私とメイヤ君がアパートから『フグ屋』まで移動する間に、主人は娘から電話ですべてを明かされたらしい。主人は泣いた。「良かった、良かった」と言って、真相が得られたことを大いに喜び、おいおい泣いた。報酬として分厚い封筒が用意されていた。遠慮なくいただき、懐におさめた。大して働いたわけではない。だから、全額受け取るかどうか迷った。だが、それも刹那のこと。基本的に金があるところからは、ふんだくる主義だ。
主人いわく、警察に裏金を渡して、留置所にいるハン氏に戻ってきてもらうとのことだった。その上で、やはり娘婿として迎え入れるという話だった。ベストな考え方だろう。明らかに悪いのは娘に絡んでいた男なのだから。とはいえ、店が毒を出したという話は少なからずあたりに広まるに違いない。すでに広まってもいるだろう。その点については、主人が信用の回復に駆けずり回らなければならないはずだ。
『フグ屋』からの帰路、私の隣をとことことついてくるメイヤ君である。
「なるほど。こういったかたちで探偵は事件を解決するものなのですね。勉強になりましたですよ」
「メイヤ君」
「はいです」
「君は今回の案件について細かくメモをとっていたようだけれど、結局それはなんの役にも立たなかっただろう?」
「まあ、そうですね。本件の場合はそうでした」
「いつか役に立つと思っているのかい?」
「なりますよ、きっと。何かの折にはエビデンスになるはずです」
「エビデンスだなんて、君は難しい言葉を知っているね」
「ボキャブラリーは豊富なほうなのです」
「いいことだ」
「でしょう?」
「うん。ところでなんだけどね、メイヤ君」私は彼女の恰好に注目する。「短いスカートばかりはくのはやめたほうがいい」
「それってどうしてですか?」
「異性の邪な欲求を掻き立てる要因になりかねないからだよ」
メイヤ君が自宅からウチへと転がり込んでくる際、私も引っ越し作業に駆り出された。プラスティック製の収納ケースをを運び出すのを手伝われされたのだ。計二つ、それぞれ三段重ねでそれなりに重かった。彼女はいわゆる衣装持ちなのだ。
彼女はやはりとことこと歩き、やがては私の隣に並んだ。
「わたしはミニスカはやめません」
「それってどううしてだい?」
「脚がすーすーしていないと気持ちが悪いのですよ」
「男の私からすると、わからない感覚だね」
「まあ、そうでしょうね。

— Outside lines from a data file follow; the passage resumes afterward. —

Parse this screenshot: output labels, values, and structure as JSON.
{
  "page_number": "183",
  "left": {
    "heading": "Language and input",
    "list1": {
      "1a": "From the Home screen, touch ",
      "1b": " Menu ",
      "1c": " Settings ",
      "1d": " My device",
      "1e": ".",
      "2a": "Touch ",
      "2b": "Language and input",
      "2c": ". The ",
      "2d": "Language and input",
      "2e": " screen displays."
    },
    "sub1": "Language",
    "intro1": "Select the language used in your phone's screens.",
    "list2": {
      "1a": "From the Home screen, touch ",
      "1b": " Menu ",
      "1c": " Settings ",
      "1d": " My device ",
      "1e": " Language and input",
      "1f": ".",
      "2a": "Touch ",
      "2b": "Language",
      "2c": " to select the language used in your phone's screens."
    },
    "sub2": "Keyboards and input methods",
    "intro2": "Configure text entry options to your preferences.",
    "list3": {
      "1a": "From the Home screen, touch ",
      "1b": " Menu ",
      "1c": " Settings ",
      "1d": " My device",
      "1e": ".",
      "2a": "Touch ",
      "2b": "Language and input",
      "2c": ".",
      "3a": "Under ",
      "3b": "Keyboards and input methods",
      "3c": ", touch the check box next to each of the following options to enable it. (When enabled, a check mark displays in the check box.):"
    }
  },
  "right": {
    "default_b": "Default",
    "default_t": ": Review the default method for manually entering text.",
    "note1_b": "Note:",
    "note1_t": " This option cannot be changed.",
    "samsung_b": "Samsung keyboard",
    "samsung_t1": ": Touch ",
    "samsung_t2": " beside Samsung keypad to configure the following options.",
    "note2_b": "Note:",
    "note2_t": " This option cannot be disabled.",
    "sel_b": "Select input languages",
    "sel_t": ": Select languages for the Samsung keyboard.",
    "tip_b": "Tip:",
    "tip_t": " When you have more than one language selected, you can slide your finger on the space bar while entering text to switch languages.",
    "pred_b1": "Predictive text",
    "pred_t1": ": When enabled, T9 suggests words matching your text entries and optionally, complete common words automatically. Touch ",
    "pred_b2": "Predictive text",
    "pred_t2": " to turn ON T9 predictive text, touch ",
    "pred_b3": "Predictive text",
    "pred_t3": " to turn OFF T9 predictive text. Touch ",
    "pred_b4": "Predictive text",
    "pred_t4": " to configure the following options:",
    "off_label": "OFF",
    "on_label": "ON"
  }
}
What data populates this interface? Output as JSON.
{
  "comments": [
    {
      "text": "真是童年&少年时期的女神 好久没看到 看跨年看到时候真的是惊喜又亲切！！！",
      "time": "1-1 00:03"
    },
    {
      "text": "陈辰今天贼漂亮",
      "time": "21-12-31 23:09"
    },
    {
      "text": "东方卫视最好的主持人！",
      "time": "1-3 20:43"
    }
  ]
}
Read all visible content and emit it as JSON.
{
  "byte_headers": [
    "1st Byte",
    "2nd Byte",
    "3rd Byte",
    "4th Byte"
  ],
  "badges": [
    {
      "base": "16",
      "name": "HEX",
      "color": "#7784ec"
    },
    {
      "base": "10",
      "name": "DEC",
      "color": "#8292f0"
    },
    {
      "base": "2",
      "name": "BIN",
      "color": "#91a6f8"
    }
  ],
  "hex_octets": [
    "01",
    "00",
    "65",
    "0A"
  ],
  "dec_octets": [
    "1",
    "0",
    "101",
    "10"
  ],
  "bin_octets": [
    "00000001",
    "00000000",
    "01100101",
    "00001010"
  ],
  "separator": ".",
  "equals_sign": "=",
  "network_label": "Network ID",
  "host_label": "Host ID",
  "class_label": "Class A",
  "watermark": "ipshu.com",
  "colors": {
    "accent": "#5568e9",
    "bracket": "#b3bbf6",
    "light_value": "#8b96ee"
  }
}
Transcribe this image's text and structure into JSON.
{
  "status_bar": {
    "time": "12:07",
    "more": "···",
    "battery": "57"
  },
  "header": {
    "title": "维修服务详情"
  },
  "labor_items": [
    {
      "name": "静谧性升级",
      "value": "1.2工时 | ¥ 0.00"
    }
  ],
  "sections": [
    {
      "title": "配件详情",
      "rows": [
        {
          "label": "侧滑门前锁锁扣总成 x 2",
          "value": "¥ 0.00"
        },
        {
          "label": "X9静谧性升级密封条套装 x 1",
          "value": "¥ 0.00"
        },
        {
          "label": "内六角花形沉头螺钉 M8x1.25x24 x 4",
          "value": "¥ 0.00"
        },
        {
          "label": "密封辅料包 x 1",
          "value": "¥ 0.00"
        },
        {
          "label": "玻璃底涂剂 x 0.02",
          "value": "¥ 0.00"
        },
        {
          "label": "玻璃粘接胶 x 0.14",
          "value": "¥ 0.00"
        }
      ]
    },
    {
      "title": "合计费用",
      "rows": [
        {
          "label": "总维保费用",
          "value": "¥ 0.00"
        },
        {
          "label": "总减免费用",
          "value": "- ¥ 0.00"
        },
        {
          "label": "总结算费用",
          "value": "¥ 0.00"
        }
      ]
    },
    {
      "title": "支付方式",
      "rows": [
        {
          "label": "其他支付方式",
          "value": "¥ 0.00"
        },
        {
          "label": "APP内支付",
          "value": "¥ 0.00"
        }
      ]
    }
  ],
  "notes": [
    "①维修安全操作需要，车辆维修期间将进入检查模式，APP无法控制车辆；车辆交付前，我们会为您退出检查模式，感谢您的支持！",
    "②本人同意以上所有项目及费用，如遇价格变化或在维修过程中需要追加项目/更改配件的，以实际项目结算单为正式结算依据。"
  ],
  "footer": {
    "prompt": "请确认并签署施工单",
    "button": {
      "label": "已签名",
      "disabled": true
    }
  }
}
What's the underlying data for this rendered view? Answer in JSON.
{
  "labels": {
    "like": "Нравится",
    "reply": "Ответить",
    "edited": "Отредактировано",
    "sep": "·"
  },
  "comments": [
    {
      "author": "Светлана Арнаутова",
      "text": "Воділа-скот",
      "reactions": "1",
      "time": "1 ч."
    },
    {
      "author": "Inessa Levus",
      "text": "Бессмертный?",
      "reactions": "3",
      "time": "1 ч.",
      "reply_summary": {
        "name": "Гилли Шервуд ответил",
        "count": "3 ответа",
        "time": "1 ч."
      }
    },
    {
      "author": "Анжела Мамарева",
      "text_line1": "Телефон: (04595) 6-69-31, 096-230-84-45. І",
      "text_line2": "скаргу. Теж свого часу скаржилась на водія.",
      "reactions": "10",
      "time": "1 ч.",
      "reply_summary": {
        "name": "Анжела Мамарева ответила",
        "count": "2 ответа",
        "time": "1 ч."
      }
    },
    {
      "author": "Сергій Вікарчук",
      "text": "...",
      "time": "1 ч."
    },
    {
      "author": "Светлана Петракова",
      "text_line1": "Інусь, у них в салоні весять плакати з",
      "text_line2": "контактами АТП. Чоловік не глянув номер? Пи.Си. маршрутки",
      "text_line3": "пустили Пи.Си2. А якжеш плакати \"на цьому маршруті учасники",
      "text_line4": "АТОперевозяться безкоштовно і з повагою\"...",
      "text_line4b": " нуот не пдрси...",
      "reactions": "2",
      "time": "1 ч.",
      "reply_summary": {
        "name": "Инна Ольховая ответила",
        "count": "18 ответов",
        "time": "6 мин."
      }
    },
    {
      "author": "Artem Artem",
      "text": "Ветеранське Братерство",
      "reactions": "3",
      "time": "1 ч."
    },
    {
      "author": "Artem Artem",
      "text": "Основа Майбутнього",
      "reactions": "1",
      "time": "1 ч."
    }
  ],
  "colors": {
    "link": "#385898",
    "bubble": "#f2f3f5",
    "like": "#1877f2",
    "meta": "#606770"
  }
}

それにしても、良かったのですか?」
「何がだい?」
「ハンさんと娘さんは、ヒトを殺すことを企て実行した。それって立派な殺人事件です。なのに、マオさんは警察に話を持っていくつもりはないのですよね?」
「持っていったところで、私は得をしないからね」
「ということは、殺人を見逃すということですよね?」
「法的な善悪においては、私のやり方は間違いなんだろう。でも、私は自身の価値観を優先するタチなんでね」
「おぉっ、それってなんだかとってもカッコいいセリフです」
「綺麗ごとを言っているつもりはないんだけど」
「いいことはいいこととして押し通す。だけど悪いことは見過ごさない。要するに、マオさんってそうヒトなのですね」
「そうかい?」
「そうなのです。で、しょうもないっていうか、つまらないヤクザさんですか? それってどんなヒト達なのですか?」
「ケチくさい連中だよ。既得権益にしがみついているだけさ」
「取るに足らないヒト達だってことですか?」
「その通りだよ。しかし、そんな奴らが幅を利かせているのが実態だ。だからこの街は、こんなにも胡散臭い」
「マオさん」
「ん?」
「わたし、この仕事が好きになれそうです」
「それはまたどうしてだい?」
「事件の真相を突き止める。それって凄くカッコいいことじゃないですか」
「そうかなあ」
「そうですよぅ。いつか私も事務所を開きたいなあって思っちゃうくらい、カッコいいです」
「今すぐにでもいい」
「はい?」
「君が主人で私が助手でもいいと言っている」
「そんなそんな、滅相もない。わたしはまだまだ駆け出しですから」
メイヤ君は私の前方に躍り出ると、茶色いボルサリーノの左右のふちを掴んで、ぺこっとお行儀良く頭を下げた。